Direct Acquisition Optimization for Low-Budget Active Learning
This addresses the challenge of deploying data-intensive ML models in domains with limited labeled data, though it is an incremental improvement focused on low-budget settings.
The paper tackles the problem of active learning performance degradation under low labeling budgets by introducing Direct Acquisition Optimization (DAO), which optimizes sample selection based on expected true loss reduction and outperforms state-of-the-art methods across seven benchmarks.

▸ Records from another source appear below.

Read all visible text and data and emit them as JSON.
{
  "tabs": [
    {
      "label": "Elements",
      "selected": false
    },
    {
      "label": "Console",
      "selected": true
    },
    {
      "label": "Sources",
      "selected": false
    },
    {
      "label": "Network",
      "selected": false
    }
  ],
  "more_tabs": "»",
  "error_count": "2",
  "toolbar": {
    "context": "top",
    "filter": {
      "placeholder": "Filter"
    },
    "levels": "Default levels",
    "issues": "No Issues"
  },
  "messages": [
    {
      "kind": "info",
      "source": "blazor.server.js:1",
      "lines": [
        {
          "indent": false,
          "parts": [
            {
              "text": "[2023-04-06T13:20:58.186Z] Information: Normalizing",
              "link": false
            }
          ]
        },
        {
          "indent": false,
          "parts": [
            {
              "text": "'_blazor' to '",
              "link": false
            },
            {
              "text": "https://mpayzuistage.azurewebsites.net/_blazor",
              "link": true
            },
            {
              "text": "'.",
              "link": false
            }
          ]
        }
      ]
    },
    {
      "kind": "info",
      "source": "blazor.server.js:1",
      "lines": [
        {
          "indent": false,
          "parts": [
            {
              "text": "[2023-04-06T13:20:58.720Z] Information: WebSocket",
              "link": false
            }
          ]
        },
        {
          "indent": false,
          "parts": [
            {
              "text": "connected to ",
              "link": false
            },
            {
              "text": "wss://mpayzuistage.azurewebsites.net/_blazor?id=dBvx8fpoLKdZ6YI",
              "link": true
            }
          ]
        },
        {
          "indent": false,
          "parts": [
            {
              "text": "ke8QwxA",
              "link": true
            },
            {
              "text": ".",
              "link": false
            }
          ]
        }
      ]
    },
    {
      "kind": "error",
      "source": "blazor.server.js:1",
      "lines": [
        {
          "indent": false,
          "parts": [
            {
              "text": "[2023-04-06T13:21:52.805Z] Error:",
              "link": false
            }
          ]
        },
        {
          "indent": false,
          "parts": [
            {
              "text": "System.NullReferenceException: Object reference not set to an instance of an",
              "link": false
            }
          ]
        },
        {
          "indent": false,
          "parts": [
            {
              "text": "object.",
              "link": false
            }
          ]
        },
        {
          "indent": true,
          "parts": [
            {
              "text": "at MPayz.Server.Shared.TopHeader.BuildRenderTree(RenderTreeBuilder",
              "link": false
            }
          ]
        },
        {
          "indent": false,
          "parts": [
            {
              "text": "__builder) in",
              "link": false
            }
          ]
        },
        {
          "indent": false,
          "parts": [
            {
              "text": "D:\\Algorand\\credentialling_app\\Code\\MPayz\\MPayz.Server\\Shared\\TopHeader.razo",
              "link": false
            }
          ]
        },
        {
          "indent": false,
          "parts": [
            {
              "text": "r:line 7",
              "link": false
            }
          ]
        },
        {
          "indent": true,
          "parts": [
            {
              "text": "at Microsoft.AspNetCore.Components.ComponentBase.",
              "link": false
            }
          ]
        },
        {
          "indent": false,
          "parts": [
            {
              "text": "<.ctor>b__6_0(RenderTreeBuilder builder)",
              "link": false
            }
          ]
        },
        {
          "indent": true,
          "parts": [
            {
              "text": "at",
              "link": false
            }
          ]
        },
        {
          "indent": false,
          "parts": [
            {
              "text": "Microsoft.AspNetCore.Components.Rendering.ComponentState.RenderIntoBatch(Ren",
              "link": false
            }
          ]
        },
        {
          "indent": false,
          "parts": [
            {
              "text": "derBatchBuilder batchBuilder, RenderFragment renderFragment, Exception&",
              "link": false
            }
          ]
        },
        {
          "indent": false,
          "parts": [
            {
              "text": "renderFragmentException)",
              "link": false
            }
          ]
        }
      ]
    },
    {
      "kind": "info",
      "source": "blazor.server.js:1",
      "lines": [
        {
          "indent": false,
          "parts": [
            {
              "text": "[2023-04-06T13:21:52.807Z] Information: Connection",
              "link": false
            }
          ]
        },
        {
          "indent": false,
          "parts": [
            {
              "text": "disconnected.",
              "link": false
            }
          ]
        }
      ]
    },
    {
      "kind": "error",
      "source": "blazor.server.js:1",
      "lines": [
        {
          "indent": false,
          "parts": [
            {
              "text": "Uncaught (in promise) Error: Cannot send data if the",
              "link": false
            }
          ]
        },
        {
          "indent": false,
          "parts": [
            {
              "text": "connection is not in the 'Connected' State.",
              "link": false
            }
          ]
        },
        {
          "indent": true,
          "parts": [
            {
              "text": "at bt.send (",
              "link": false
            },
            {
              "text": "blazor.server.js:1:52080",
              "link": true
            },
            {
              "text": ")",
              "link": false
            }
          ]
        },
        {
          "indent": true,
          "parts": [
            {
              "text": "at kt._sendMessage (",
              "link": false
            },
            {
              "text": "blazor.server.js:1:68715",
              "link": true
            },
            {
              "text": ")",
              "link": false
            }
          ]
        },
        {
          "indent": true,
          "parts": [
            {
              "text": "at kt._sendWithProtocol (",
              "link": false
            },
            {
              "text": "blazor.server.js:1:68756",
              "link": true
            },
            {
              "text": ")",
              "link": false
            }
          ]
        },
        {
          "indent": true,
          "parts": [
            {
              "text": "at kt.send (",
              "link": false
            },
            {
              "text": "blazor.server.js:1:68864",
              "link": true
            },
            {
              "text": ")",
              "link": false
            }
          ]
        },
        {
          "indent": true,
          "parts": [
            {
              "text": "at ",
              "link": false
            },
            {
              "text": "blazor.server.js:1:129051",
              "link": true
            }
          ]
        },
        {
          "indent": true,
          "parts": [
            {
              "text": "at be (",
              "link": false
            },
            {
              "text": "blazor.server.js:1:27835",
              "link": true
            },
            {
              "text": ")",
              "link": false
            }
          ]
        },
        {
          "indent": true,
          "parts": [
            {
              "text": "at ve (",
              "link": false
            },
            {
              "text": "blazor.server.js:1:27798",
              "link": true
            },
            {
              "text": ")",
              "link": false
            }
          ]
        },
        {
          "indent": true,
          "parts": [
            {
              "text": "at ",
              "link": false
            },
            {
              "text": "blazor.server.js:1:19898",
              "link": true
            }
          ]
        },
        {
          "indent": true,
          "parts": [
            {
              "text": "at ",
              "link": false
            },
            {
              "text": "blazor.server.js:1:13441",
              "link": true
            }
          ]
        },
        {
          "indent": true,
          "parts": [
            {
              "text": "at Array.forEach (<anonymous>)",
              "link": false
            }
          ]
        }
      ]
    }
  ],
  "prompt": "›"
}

Active Learning (AL) has gained prominence in integrating data-intensive machine learning (ML) models into domains with limited labeled data. However, its effectiveness diminishes significantly when the labeling budget is low. In this paper, we first empirically observe the performance degradation of existing AL algorithms in the low-budget settings, and then introduce Direct Acquisition Optimization (DAO), a novel AL algorithm that optimizes sample selections based on expected true loss reduction. Specifically, DAO utilizes influence functions to update model parameters and incorporates an additional acquisition strategy to mitigate bias in loss estimation. This approach facilitates a more accurate estimation of the overall error reduction, without extensive computations or reliance on labeled data. Experiments demonstrate DAO's effectiveness in low budget settings, outperforming state-of-the-arts approaches across seven benchmarks.